Il trattamento chirurgico plastico prevede la lipoaspirazione degli accumuli sottocutanei localizzati
(gobba di bufalo, lipomi pubici) o interventi più complessi quali l’addominoplastica o la
mastoplastica riduttiva al seno piuttosto che non il trattamento della lipoatrofia facciale con
lipofilling cioè l’autrapianto del tessuto adiposo prelevato dall’addome (sempre da preferirsi quando
possibile), o nei soggetti che non abbiano tessuto adiposo da utilizzare come sede donatrice,
l’infiltrazione alla guance di materiali riempitivi assorbibili o non assorbibili. Il problema quindi non è
tecnico chirurgico ma basto sull’accessibilità dei trattamenti e sulla rimborsabilità degli stessi.

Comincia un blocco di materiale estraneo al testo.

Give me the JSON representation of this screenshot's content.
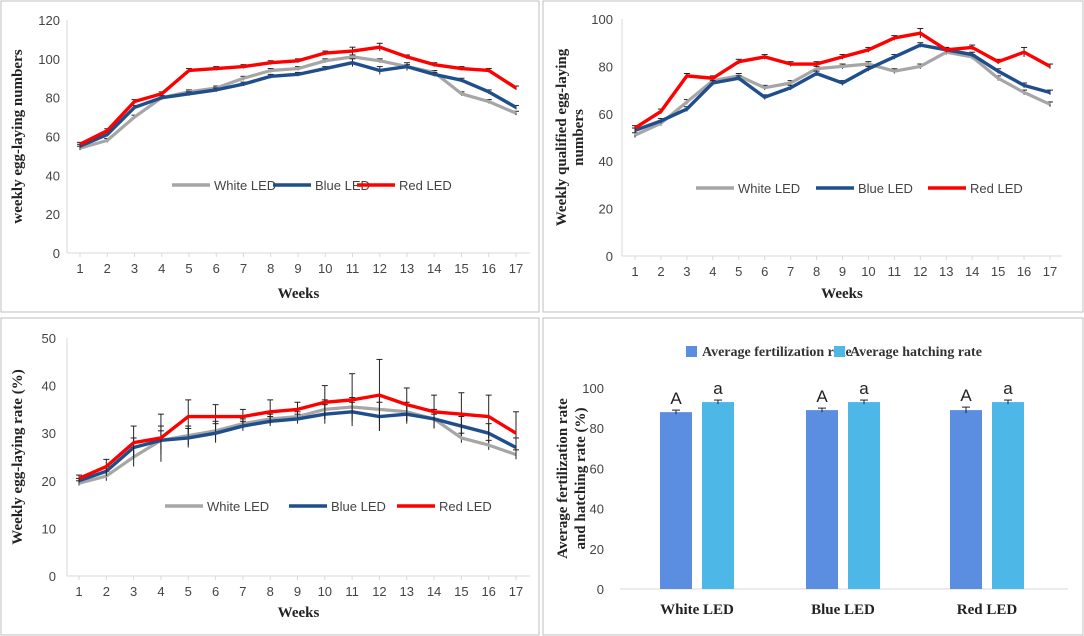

Pensiamo che sia inutile nascondere che in Italia esiste un problema di accessibilità alle cure
chirurgiche per le persone con infezione da HIV. Le strutture pubbliche che hanno istituzionalizzato
il trattamento di chirurgia plastica per il trattamento della lipodistrofia facciale sono solamente il
Policlinico di Modena, l’Ospedale Spallanzani di Roma, l’Ospedale Sacco di Milano, l’Ospedale S,
Maria Novella di Firenze e all’interno di una sperimentazione di ricerca l’Ospedale di Padova e
Venezia. In questi centri sono operativi quasi esclusivamente percorsi di accesso agli interventi di
infiltrazione di filler riassorbibili o non riassorbibili per il solo trattamento della lipoatrofia facciale
appare difficile impiantare percorsi di chirurgia plastica più complessi come il lipofilling
considerando i tempi medi di attesa per gli interventi di chirurgia plastica maggiore. Appare quindi
necessario ampliare l’offerta dei trattamenti e l’accessabilità degli stessi attraverso la
collaborazione con i centri di cura privati convenzionati che permettano di offrire a regime di
rimborsabilità i trattamenti chirurgici plastici della malattia da HIV. Una proposta regolamentazione
all’accesso alla chirurgia plastica fatta nel contesto della commissione Nazionale AIDS non ha
portato a indicazioni per le Regioni che spesso rispondono a queste richieste dei centri di malattie
infettive in maniera difforme proponendo percorsi talora di day surgery, talora ambulatoriali o
proponendo presunte sperimentazioni nei confronti di terapie chirurgiche già consolidate. Eppure
l’efficacia di questi percorsi di chirurgia è ampiamente documentata in letterature con risultati
significativi quali il miglioramento nell’aderenza ai trattamenti con conseguente diminuzione del
rischio di emergenza di farmaco resistenze, il contenimento della depressione e in miglioramento
della qualità di vita.
Auspichiamo che questa inchiesta porti a una riflessione sulle mutate esigenze di cura nelle
persone con infezione da HIV ribadendo con forza che Sindrome Lipodistrofica HIV-correlata non è
una “anomalia estetica” ma una alterazione patologica causata da HIV e in gran parte iatrogena
alla somministrazione dei farmaci antiretrovirali. E’ urgente che il sistema sanitario nazionale lavori
per una accresciuta accessibilità sul piano nazionale alla chirurgia plastica evitando una nuova
discriminazione delle persone con infezione da HIV con conseguente aggravamento dello stigma.